Tins stone, like the preceding is unknown. It occurs only in the two passages in Exodus where the stones of the breastplate are enumerated. The name of Joseph's elder son Manasseh was engraved upon it. The meaning of this word is " forgetfulness." " And Joseph called the name of the first-born, Manasseh; for God, said he, hath made me forget all my toil, and all my father's house." Gen. 41:5151And Joseph called the name of the firstborn Manasseh: For God, said he, hath made me forget all my toil, and all my father's house. (Genesis 41:51). The order in which the names of his two sons occurs, is reversed in the arrangement of the tribes, because in Jacob's blessing, the younger, Ephraim, was preferred before the elder, Manasseh. But in Christian experience, forgetfulness must precede fruitfulness. Joseph very emphatically declares that it was God who enabled him to forget two things-all his toil, and all his father's house.
The power to cast off the remembrance of the past, so that it shall not intrude in the way of stirring up either murmurings or vain regrets, must come from God. He alone also, can give deliverance from old habits and associations, so that the believer may be able to walk at liberty, both from the bondage of his own evil nature, and from all alliances with the world. It is the power of the Cross alone that can accomplish this. By it the Apostle was able to say, he had been crucified to the world, and the world to him. He could speak also of another crucifixion, viz: that he, Saul of Tarsus, the man in the flesh, had been crucified with Christ; so that he no longer was alive, as in the flesh; he was blotted out from the land of the living in the reckoning of God. Saul the persecutor, the Pharisee, the religious self-righteous man, way gone; and he lived again, not as of the old creation, but Christ lived in him. Though he had a life still in the flesh, which he lived by the faith of the Son of God, who loved him, and gave Himself for him; yet he himself was not in the flesh, but in the Spirit. By that same cross of Christ he was able also to forget the things that were behind. His toil after salvation-his rigid observances under law-things that formerly had been gain to him-all these he could count but loss; and remembering them no more, he pressed on to win Christ.
Death is the true land of forgetfulness: and it is our happy privilege, as believers, to reckon ourselves to have died; to count that God Himself has forgotten us as lost sinners, blotted out of the book of His remembrance, in the death of His Beloved Son; and to know that we are in Christ raised from the dead, that we may bring forth fruit unto God.

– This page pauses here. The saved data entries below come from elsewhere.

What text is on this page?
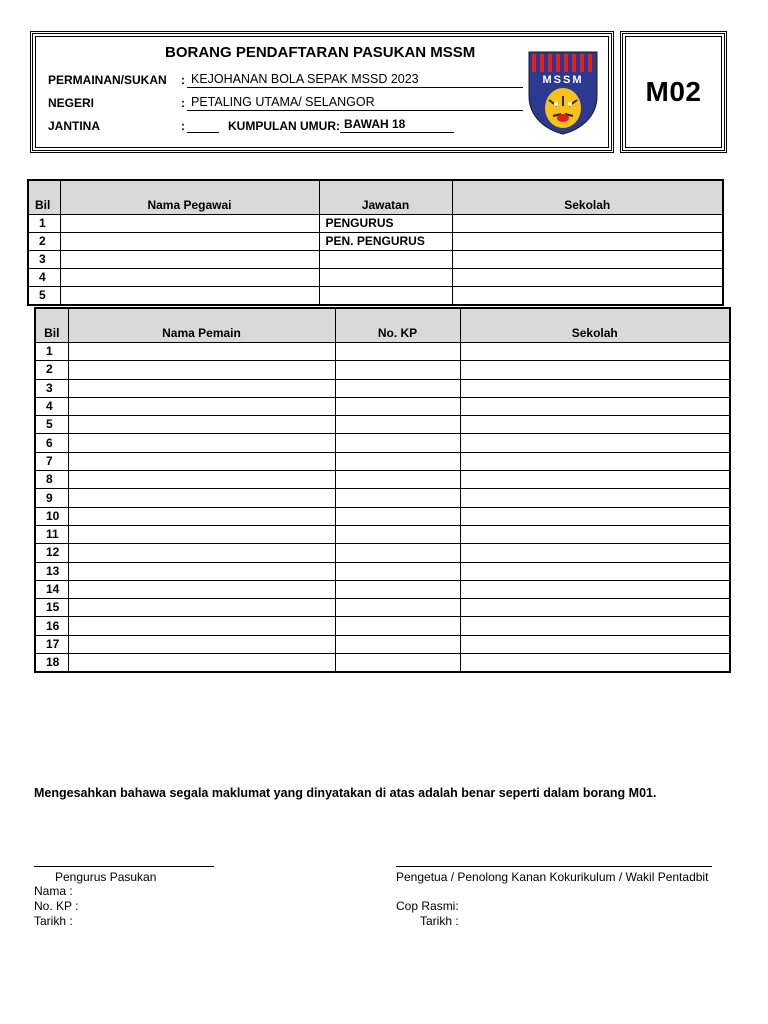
BORANG PENDAFTARAN PASUKAN MSSM
PERMAINAN/SUKAN : KEJOHANAN BOLA SEPAK MSSD 2023
NEGERI	: PETALING UTAMA/ SELANGOR
JANTINA	:	KUMPULAN UMUR: BAWAH 18
MSSM M02
Bil	Nama Pegawai	Jawatan	Sekolah
1		PENGURUS	
2		PEN. PENGURUS	
3			
4			
5			
Bil	Nama Pemain	No. KP	Sekolah
1			
2			
3			
4			
5			
6			
7			
8			
9			
10			
11			
12			
13			
14			
15			
16			
17			
18			
Mengesahkan bahawa segala maklumat yang dinyatakan di atas adalah benar seperti dalam borang M01.
Pengurus Pasukan
Nama :
No. KP :
Tarikh :
Pengetua / Penolong Kanan Kokurikulum / Wakil Pentadbit
Cop Rasmi:
Tarikh :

Manasseh (forgetfulness) thus precedes Ephraim (fruitfulness.) But not only did Joseph, by the help of God, forget all his toil, but all his father's house. Not indeed that his affection was one whit the less towards them: his heart was still full of love for his brethren; and his father was ever preserved with filial affection and reverence in his memory. But he had no wish to return again into those scenes and circumstances from which God had delivered him. He had no lingering regrets after the earthly fellowships in which his mere natural heart had been once engaged. He yearned after his kindred with a true heavenly longing for their eternal welfare. And God gave him wondrous skill so to deal with the hearts and consciences of his brethren, when the time came, that they truly felt their sin, and had their thoughts directed towards God.
Abraham was the first who was thus called to forget his country, kindred, and father's house: and he, and the patriarchs Isaac and Jacob turned not back again towards the country from which they came out. If they had been mindful of it, they might have had opportunity to have returned. But their hearts were so occupied with the better heavenly country, to which by faith they looked forward, that the former things dwelt not in their memories.

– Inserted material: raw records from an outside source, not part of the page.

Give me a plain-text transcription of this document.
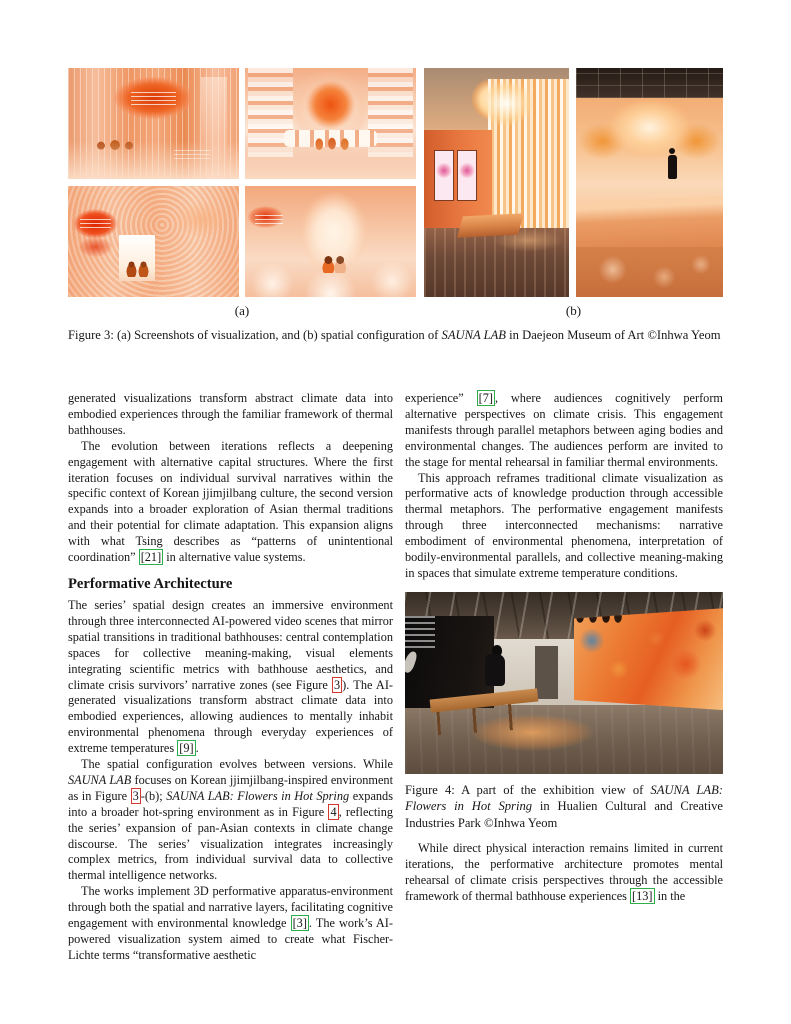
(a)	(b)
Figure 3: (a) Screenshots of visualization, and (b) spatial configuration of SAUNA LAB in Daejeon Museum of Art ©Inhwa Yeom

generated visualizations transform abstract climate data into embodied experiences through the familiar framework of thermal bathhouses.

The evolution between iterations reflects a deepening engagement with alternative capital structures. Where the first iteration focuses on individual survival narratives within the specific context of Korean jjimjilbang culture, the second version expands into a broader exploration of Asian thermal traditions and their potential for climate adaptation. This expansion aligns with what Tsing describes as “patterns of unintentional coordination” [21] in alternative value systems.

Performative Architecture

The series’ spatial design creates an immersive environment through three interconnected AI-powered video scenes that mirror spatial transitions in traditional bathhouses: central contemplation spaces for collective meaning-making, visual elements integrating scientific metrics with bathhouse aesthetics, and climate crisis survivors’ narrative zones (see Figure 3 ). The AI-generated visualizations transform abstract climate data into embodied experiences, allowing audiences to mentally inhabit environmental phenomena through everyday experiences of extreme temperatures [9] .

The spatial configuration evolves between versions. While SAUNA LAB focuses on Korean jjimjilbang-inspired environment as in Figure 3 -(b); SAUNA LAB: Flowers in Hot Spring expands into a broader hot-spring environment as in Figure 4 , reflecting the series’ expansion of pan-Asian contexts in climate change discourse. The series’ visualization integrates increasingly complex metrics, from individual survival data to collective thermal intelligence networks.

The works implement 3D performative apparatus-environment through both the spatial and narrative layers, facilitating cognitive engagement with environmental knowledge [3] . The work’s AI-powered visualization system aimed to create what Fischer-Lichte terms “transformative aesthetic

experience” [7] , where audiences cognitively perform alternative perspectives on climate crisis. This engagement manifests through parallel metaphors between aging bodies and environmental changes. The audiences perform are invited to the stage for mental rehearsal in familiar thermal environments.

This approach reframes traditional climate visualization as performative acts of knowledge production through accessible thermal metaphors. The performative engagement manifests through three interconnected mechanisms: narrative embodiment of environmental phenomena, interpretation of bodily-environmental parallels, and collective meaning-making in spaces that simulate extreme temperature conditions.

Figure 4: A part of the exhibition view of SAUNA LAB: Flowers in Hot Spring in Hualien Cultural and Creative Industries Park ©Inhwa Yeom

While direct physical interaction remains limited in current iterations, the performative architecture promotes mental rehearsal of climate crisis perspectives through the accessible framework of thermal bathhouse experiences [13] in the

Lot's wife affords a solemn warning to the contrary. In Psa. 45 10, the bride is exhorted to forget her own people, and her father's house, and thus to become more attractive to the King. But, in order to do so, she must first hearken and consider. Her ear must be filled with His voice, and she must consider His comeliness and perfection.
God has placed before us one object of attraction-the Son of Man lifted up on the cross, and exalted to the throne: and in order to have the true Manasseh character, we must fill our eyes and hearts with Him: and then shall we be able to count as dung all other things, and to close our eyes and ears, like dead men, to the world around us; having our hearts filled with the melody of His voice, and by faith already standing in the midst of a new creation, where " old things have passed away, and all things have become new, and all things are of God."